Rousson, commune à caractère semi-rural, possède un patrimoine historique riche.  

Le « pic du Castellas », marque de la grande valeur patrimoniale de ce lieu, témoin d'un pan de l'histoire du Languedoc au pied des Cévennes.
Dès la préhistoire, la « Grotte du loup », cavité située sur le piton remarquable de « Rosone » à 397m d’altitude a abrité quelques peuplades préhistoriques. Témoins de cette occupation humaine,  les vestiges retrouvés lors de fouilles archéologiques (fond d’amphores, monnaies, petites haches polies..) sont aujourd’hui visibles au musée du Colombier d’Alès.
Crédit Vidéo : Jean Drone

Dominant la rivière Avène et la voie du Vivarais, ce site eut dès l’Antiquité un rôle de défense et de contrôle. Au haut Moyen-âge, c’est autour de ce piton rocheux que s’installent les premières familles de paysans, maçons, charpentiers, forgerons, bâtisseurs d’un château féodal établi sur une ancienne citadelle gallo-romaine, le Castrum de Rosone

Le roi Louis VII dit Le Jeune en fait don aux évêques d’Uzès en 1156. Il est alors investi par la puissante dynastie des Pelet, seigneurs d’Alais. En 1247, après la croisade des Albigeois et la réunion du Languedoc au Royaume de France, le château fut incendié par les troupes du Sénéchal de Beaucaire, par vengeance, en raison du refus de la jeune baronne Alaïs de Rousson de céder à ses avances.
Crédit photo Radio France - Servane Estarellas
chateau de ROUSSON
Ces évènements amorcent le déclin, le pillage et la démolition définitive de la forteresse seigneuriale. En empruntant le chemin caillouteux qui s’élève vers le sommet de la colline, le promeneur peut encore aujourd’hui observer, malgré les démantèlements, les quelques restes du castrum médiéval : un pan de muraille en calcaire local, vestige d’une petite chapelle privée, blottie entre les bases du donjon et la falaise.

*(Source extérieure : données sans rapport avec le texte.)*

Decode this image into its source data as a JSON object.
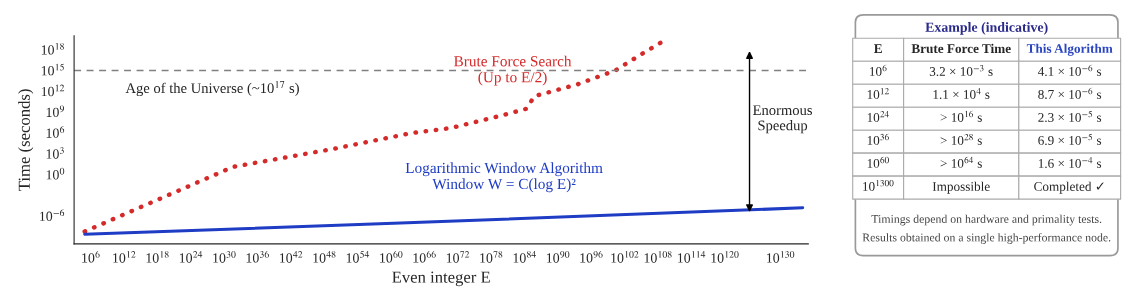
{
  "chart_data": [
    {
      "type": "line",
      "xlabel": "Even integer E",
      "ylabel": "Time (seconds)",
      "log": "xy",
      "grid": false,
      "legend": false,
      "line_style": "solid",
      "marker": "none",
      "xlim": [
        1000.0,
        1e+135
      ],
      "ylim": [
        1e-10,
        1e+20
      ],
      "xticks": [
        {
          "value": 1000000.0,
          "label": "10$^{6}$"
        },
        {
          "value": 1000000000000.0,
          "label": "10$^{12}$"
        },
        {
          "value": 1e+18,
          "label": "10$^{18}$"
        },
        {
          "value": 1e+24,
          "label": "10$^{24}$"
        },
        {
          "value": 1e+30,
          "label": "10$^{30}$"
        },
        {
          "value": 1e+36,
          "label": "10$^{36}$"
        },
        {
          "value": 1e+42,
          "label": "10$^{42}$"
        },
        {
          "value": 1e+48,
          "label": "10$^{48}$"
        },
        {
          "value": 1e+54,
          "label": "10$^{54}$"
        },
        {
          "value": 1e+60,
          "label": "10$^{60}$"
        },
        {
          "value": 1e+66,
          "label": "10$^{66}$"
        },
        {
          "value": 1e+72,
          "label": "10$^{72}$"
        },
        {
          "value": 1e+78,
          "label": "10$^{78}$"
        },
        {
          "value": 1e+84,
          "label": "10$^{84}$"
        },
        {
          "value": 1e+90,
          "label": "10$^{90}$"
        },
        {
          "value": 1e+96,
          "label": "10$^{96}$"
        },
        {
          "value": 1e+102,
          "label": "10$^{102}$"
        },
        {
          "value": 1e+108,
          "label": "10$^{108}$"
        },
        {
          "value": 1e+114,
          "label": "10$^{114}$"
        },
        {
          "value": 1e+120,
          "label": "10$^{120}$"
        },
        {
          "value": 1e+130,
          "label": "10$^{130}$"
        }
      ],
      "yticks": [
        {
          "value": 1e-06,
          "label": "10$^{−6}$"
        },
        {
          "value": 1,
          "label": "10$^{0}$"
        },
        {
          "value": 1000.0,
          "label": "10$^{3}$"
        },
        {
          "value": 1000000.0,
          "label": "10$^{6}$"
        },
        {
          "value": 1000000000.0,
          "label": "10$^{9}$"
        },
        {
          "value": 1000000000000.0,
          "label": "10$^{12}$"
        },
        {
          "value": 1000000000000000.0,
          "label": "10$^{15}$"
        },
        {
          "value": 1e+18,
          "label": "10$^{18}$"
        }
      ],
      "ref_lines": [
        {
          "axis": "y",
          "value": 1000000000000000.0,
          "label": "Age of the Universe (~10$^{17}$ s)",
          "color": "#808080",
          "line_style": "dashed"
        }
      ],
      "annotations": [
        "Enormous\nSpeedup"
      ],
      "series": [
        {
          "name": "Brute Force Search\n(Up to E/2)",
          "color": "#d42a2a",
          "line_style": "dotted",
          "x": [
            80000.0,
            4e+31,
            4e+49,
            6e+63,
            5e+70,
            5e+79,
            2e+84,
            6e+85,
            3e+93,
            2e+100,
            8e+104,
            2e+109
          ],
          "values": [
            6e-09,
            13.0,
            5000.0,
            1000000.0,
            5000000.0,
            300000000.0,
            3000000000.0,
            200000000000.0,
            10000000000000.0,
            1000000000000000.0,
            2e+17,
            2.5e+19
          ]
        },
        {
          "name": "Logarithmic Window Algorithm\nWindow W = C(log E)²",
          "color": "#1f3cc4",
          "x": [
            80000.0,
            5e+61,
            1e+134
          ],
          "values": [
            2.5e-09,
            1e-07,
            1.6e-05
          ]
        }
      ]
    },
    {
      "type": "other",
      "title": "Example (indicative)",
      "categories": [
        "E",
        "Brute Force Time",
        "This Algorithm"
      ],
      "cell_labels": [
        [
          "10$^{6}$",
          "3.2 × 10$^{−3}$ s",
          "4.1 × 10$^{−6}$ s"
        ],
        [
          "10$^{12}$",
          "1.1 × 10$^{4}$ s",
          "8.7 × 10$^{−6}$ s"
        ],
        [
          "10$^{24}$",
          "> 10$^{16}$ s",
          "2.3 × 10$^{−5}$ s"
        ],
        [
          "10$^{36}$",
          "> 10$^{28}$ s",
          "6.9 × 10$^{−5}$ s"
        ],
        [
          "10$^{60}$",
          "> 10$^{64}$ s",
          "1.6 × 10$^{−4}$ s"
        ],
        [
          "10$^{1300}$",
          "Impossible",
          "Completed ✓"
        ]
      ],
      "annotations": [
        "Timings depend on hardware and primality tests.",
        "Results obtained on a single high-performance node."
      ]
    }
  ]
}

Au pied du site, sur son flanc, la Chapelle St Martin, joyau de l’architecture romane dresse depuis le XIIème siècle son imposante silhouette rehaussée de son massif clocher-mur, dominant fièrement le magnifique « Plateau de Rousson ». Restaurée dans les années 80, la chapelle est aujourd’hui un lieu dédié à la culture (expositions, concerts, festivals…)

Un château où flotte un parfum de légendes

C’est plus bas, dans la plaine, sur un site plus commode d’accès que fut bâti entre 1600 et 1615, le « Château de Trouilhas », par la famille Agulhac de Beaumefort, gouverneurs du comté sur plusieurs générations, qui siégeaient aux Etats du Languedoc. Le château, bâti sur une ancienne ferme fortifiée, sur un promontoire, avec ses 28 m de côté flanqué de quatre tours percées de meurtrières, avec une cour intérieure, avait un rôle défensif et protecteur pour la région et a abrité une garnison d’hommes d’arme, à l’époque des mousquetaires. Ce fief, très catholique, a été attaqué et endommagé par les protestants à plusieurs reprises. C’est dans ce château que le roi Louis XIII et Richelieu, venus signer la paix d’Alès, auraient dormi en 1629. Jusqu'à la Révolution, les Agulhac de Beaumefort joueront un rôle important dans le pays, administrant la région, rendant la justice, percevant les impôts…Sous la Révolution, les quatre tours qui dépassaient autrefois de la toiture furent en partie démolies.
Après la tourmente révolutionnaire, le propriétaire du château, M. Duclaux de Farelle (descendant de la famille d’Agulhac) se contenta de les faire couvrir au niveau où elles sont aujourd’hui. On raconte que le fantôme de la dernière descendante de la famille d’Agulhac, Blanche de Lédenon, hante encore parfois le château.

En effet, cette jeune amoureuse fut enfermée plusieurs années au couvent et dans de multiples cachots afin de l’empêcher d’épouser l’homme qu’elle aimait, François de Vedel. Elle réussit tout de même à faire ce mariage et à hériter du château, mais, épuisée, elle mourut en 1785, après trois ans seulement de mariage et de vie de châtelaine, sans enfants.

Son mari devint propriétaire des lieux, se remaria, mourut à son tour. Il est amusant de noter que sa seconde femme épousa par la suite un allié de la famille d’Agulhac. Occupé depuis quatre siècles par une même lignée familiale, le château a conservé son aspect d’origine, sévère et sobre. Il est, depuis 1972, inscrit aux monuments historiques.

Blason

Image
Les armoiries de Rousson sont d’hermine, une face losangée d’or et d’azur.